La construction en longueur de ces salles, leur position souterraine
et leur contact limité avec les salles de crémation
leur procurent une température uniformément fraîche.
Cela confirme qu'elles furent bel et bien conçues comme
des morgues, conformément aux indications des plans de
constrution. Pressac adopte cette interprétation. Selon
lui, ces installations sont fondées sur des plans antérieurs
qu'on avait faits en 1941 pour un nouveau crématoire destiné
au camp principal [32]. A Birkenau, la voie d'accès aux
crématoires se trouvait du côté de la cheminée,
tout en haut sur la planche 7. On ne put donc pas laisser l'entrée
des morgues à l'endroit initialement prévu (pour
le camp principal), c'est-à-dire à l'angle des deux
morgues. C'est pourquoi on construisit un escalier d'accès
aux bureaux de la morgue III et un escalier au bout de la morgue
II (non visible sur la planche 7).
La défaite subie par l'Allemagne à Stalingrad pendant
l'hiver 1942/1943 ayant modifié dramatiquement sa position
dans le conflit, on renonça, sans doute pour motifs financiers,
à placer une glissière à cadavres telle qu'on
en avait projeté une pour l'escalier prévu dans
l'ancien plan. C'est peut-être pour la même raison
qu'on fit de nombreuses économies dans la construction
du crématoire III (construction qui commença plus
tard) [33]. De même, le manque de matériel et de
qualité dont souffrit la construction des crématoires
IV et V est peut-être à l'origine de leur rapide
défection (voy. section suivante). La descente qu'on avait
prévue vers les morgues I et II quand on faisait le plan
en pensant encore au camp principal fut réalisée
mais ne fut pas utilisée par la suite parce qu'à
Birkenau un accès direct de la rue à cet endroit
n'était pas possible. Le fait que cet escalier ait tout
de même été construit indique que les plans
destinés au camp principal ont été adaptés
à Birkenau d'une façon précipitée.
L'escalier d'accès qui fut construit plus tard à
la fin des morgues II des crématoires II et III est maintenant
interprété comme entrée des victimes, les
morgues II étant censées avoir servi de salles de
déshabillage pour les victimes. Notons que la désignation
de certains locaux d'un crématoire en tant que salles de
déshabillage n'est pas un indice d'usage criminel, car
tous les corps doivent être dévêtus pour l'autopsie.

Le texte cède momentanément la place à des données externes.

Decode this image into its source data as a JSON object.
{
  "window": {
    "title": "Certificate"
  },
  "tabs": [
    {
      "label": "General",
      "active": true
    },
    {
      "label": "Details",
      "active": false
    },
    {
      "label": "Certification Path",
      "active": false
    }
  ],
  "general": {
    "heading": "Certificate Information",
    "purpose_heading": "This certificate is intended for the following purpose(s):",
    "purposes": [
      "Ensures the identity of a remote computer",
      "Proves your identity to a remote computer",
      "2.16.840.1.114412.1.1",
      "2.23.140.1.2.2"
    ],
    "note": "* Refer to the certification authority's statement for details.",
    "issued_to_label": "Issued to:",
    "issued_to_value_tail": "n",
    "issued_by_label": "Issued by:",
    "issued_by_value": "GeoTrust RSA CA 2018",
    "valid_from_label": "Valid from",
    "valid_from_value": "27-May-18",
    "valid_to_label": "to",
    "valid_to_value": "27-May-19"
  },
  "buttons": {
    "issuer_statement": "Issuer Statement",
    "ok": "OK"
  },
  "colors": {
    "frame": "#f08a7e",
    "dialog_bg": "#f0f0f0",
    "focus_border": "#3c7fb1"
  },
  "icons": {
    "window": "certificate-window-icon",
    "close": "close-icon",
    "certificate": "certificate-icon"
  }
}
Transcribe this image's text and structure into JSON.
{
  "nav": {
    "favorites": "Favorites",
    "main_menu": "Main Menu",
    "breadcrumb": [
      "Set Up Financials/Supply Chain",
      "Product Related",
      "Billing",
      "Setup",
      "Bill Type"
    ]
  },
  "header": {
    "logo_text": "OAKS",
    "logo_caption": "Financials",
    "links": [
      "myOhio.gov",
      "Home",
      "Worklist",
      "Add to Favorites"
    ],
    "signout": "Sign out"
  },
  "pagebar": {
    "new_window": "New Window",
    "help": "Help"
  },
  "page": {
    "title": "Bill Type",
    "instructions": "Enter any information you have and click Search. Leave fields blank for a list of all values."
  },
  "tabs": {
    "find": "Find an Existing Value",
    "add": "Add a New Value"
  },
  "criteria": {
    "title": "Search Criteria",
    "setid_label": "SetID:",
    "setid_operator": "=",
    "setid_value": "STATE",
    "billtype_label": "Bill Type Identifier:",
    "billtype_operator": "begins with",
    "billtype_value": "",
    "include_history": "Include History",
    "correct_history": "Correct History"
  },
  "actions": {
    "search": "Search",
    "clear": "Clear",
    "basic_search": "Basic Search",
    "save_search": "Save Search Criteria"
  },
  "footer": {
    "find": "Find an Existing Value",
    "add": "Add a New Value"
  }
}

L'absence de glissière à cadavres dans la descente
installée plus tard serait, selon Pressac, une preuve supplémentaire
de la transformation des crématoires en bâtiments
pour l'extermination d'êtres humains, parce que des gens
déjà morts avant leur arrivée dans le bâtiment
n'auraient pas pu emprunter un escalier [34]. Pressac ne nous
explique pas comment, dans l'idée qu'il se fait d'un crématoire
sans finalité homicide, les cadavres seraient parvenus
à se rendre de leur lieu de décès (par exemple
leur lit de malade) à la glissière du crématoire,
et du bas de la glissière à la morgue ou aux fours.
Il est évident qu'on peut porter des cadavres sur un brancard,
même pour descendre un escalier de quelques marches.
Le sol et le plafond de la morgue I ("chambre à gaz")
sont en béton armé. Comme la technique de la pose
de chevilles était encore très peu développée,
on inséra, à la face intérieure du plafond
de béton, des morceaux de bois coniques, qui servirent
plus tard à fixer, par exemple, des canalisations et des
lampes. Selon l'interprétation de Pressac, on plaça
ces morceaux de bois pour y fixer de fausses pommes de douche
destinées à faire croire aux victimes que la morgue
I était une salle de douches [35].
Planche 7: Plan du crématoire II (et, par disposition en miroir, du crématoire III) du camp d'Auschwitz II-Birkenau [31].
Planche 8: Coupe transversale de la morgue I (prétendue "chambre à gaz") des crématoires II et III au camp d'Auschwitz II-Birkenau [31].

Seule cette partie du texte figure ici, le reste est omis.